- Forecasts have missed by more than 12% on average since 2006
- Goldman's botched euro call highlights potential for error
Market strategists are having a tough time picking where the yen and the Australian dollar are going.
The median year-end forecasts for those currencies against the U.S. dollar missed the mark by an average of at least 12 percent over the past decade, according to data compiled by Bloomberg. The analysts are on course for an 8 percent gap on their Aussie estimates in 2015.
“The yen is very difficult to predict because, on top of being one of the lowest-yielding currencies, it is bought when risk aversion is in play,” said Hideo Shimomura, chief fund manager at Mitsubishi UFJ Kokusai Asset Management. “It’s also difficult to come up with forecasts for a high-yielding currency like the Aussie because its volatility is higher.”

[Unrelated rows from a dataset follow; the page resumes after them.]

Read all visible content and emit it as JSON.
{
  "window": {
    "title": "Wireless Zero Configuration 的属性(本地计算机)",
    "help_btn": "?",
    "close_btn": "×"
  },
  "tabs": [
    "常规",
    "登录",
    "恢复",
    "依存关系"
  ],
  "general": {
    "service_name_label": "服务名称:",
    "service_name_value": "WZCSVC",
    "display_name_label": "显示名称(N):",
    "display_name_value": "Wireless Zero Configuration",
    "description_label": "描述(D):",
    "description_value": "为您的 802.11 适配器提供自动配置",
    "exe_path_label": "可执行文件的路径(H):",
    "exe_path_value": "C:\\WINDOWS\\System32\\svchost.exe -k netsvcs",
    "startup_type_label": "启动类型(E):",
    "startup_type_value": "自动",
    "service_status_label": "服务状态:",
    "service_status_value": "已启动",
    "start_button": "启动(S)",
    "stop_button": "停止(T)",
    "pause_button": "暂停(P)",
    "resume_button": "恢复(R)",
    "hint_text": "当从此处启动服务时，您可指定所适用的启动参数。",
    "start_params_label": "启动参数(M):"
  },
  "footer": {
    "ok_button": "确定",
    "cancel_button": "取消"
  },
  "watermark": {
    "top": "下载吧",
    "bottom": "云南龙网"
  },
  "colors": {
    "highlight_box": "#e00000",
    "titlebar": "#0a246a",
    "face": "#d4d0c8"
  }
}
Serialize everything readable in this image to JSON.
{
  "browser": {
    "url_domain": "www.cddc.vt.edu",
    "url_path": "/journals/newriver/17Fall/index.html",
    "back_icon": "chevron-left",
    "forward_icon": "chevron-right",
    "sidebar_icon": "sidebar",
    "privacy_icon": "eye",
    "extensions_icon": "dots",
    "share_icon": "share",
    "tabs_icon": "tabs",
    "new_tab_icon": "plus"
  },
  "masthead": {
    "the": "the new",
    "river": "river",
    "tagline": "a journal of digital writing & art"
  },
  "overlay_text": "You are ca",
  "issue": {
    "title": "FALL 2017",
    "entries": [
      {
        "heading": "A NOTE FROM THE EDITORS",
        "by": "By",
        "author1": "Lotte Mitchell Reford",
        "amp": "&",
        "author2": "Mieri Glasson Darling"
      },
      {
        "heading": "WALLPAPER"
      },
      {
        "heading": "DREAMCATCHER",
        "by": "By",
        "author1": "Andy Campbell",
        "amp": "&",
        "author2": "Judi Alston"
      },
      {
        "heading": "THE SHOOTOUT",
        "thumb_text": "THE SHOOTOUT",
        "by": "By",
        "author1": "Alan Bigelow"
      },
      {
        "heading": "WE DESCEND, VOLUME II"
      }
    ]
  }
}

One-month implied volatility in the Aussie versus the greenback soared as high as 16 percent in February of this year, the most since 2011, amid a rout in commodity markets. The median year-end estimate for the currency was 80 U.S. cents on Jan. 1, compared with 73.26 as of 7:47 a.m. in London on Friday.
Forecasters have fared better with the yen in 2015, as the currency got stuck in a 10-yen range of 115.86-125.86, the narrowest on record. They predicted a drop to 125 from around 120 at the start of the year, with the yen recently trading at 122.77.
Among the currencies where strategists have historically had more success is the euro, missing by a relatively small 5.8 percent since 2006. But the potential for error was highlighted this week in a call by one of Wall Street’s most prominent names.
Goldman Sachs Group Inc.’s Chief Currency Strategist Robin Brooks predicted the euro would plunge as much as 3 percent against the dollar in one day, anticipating a “dovish surprise” from European Central Bank President Mario Draghi on Thursday. Instead the currency surged 3.1 percent, the most since 2009, after Draghi delivered a stimulus package that was less aggressive than investors anticipated.
"We badly misread this meeting," Brooks, who’s putting his euro forecasts under review, wrote in a research note published that day. "Even in the unlikely event that today’s disappointment was a mistake, we think it has cost enough credibility that the euro-down story we had envisaged is now less likely to play out."
(An earlier version of this story was corrected to fix the date in the first deck headline.)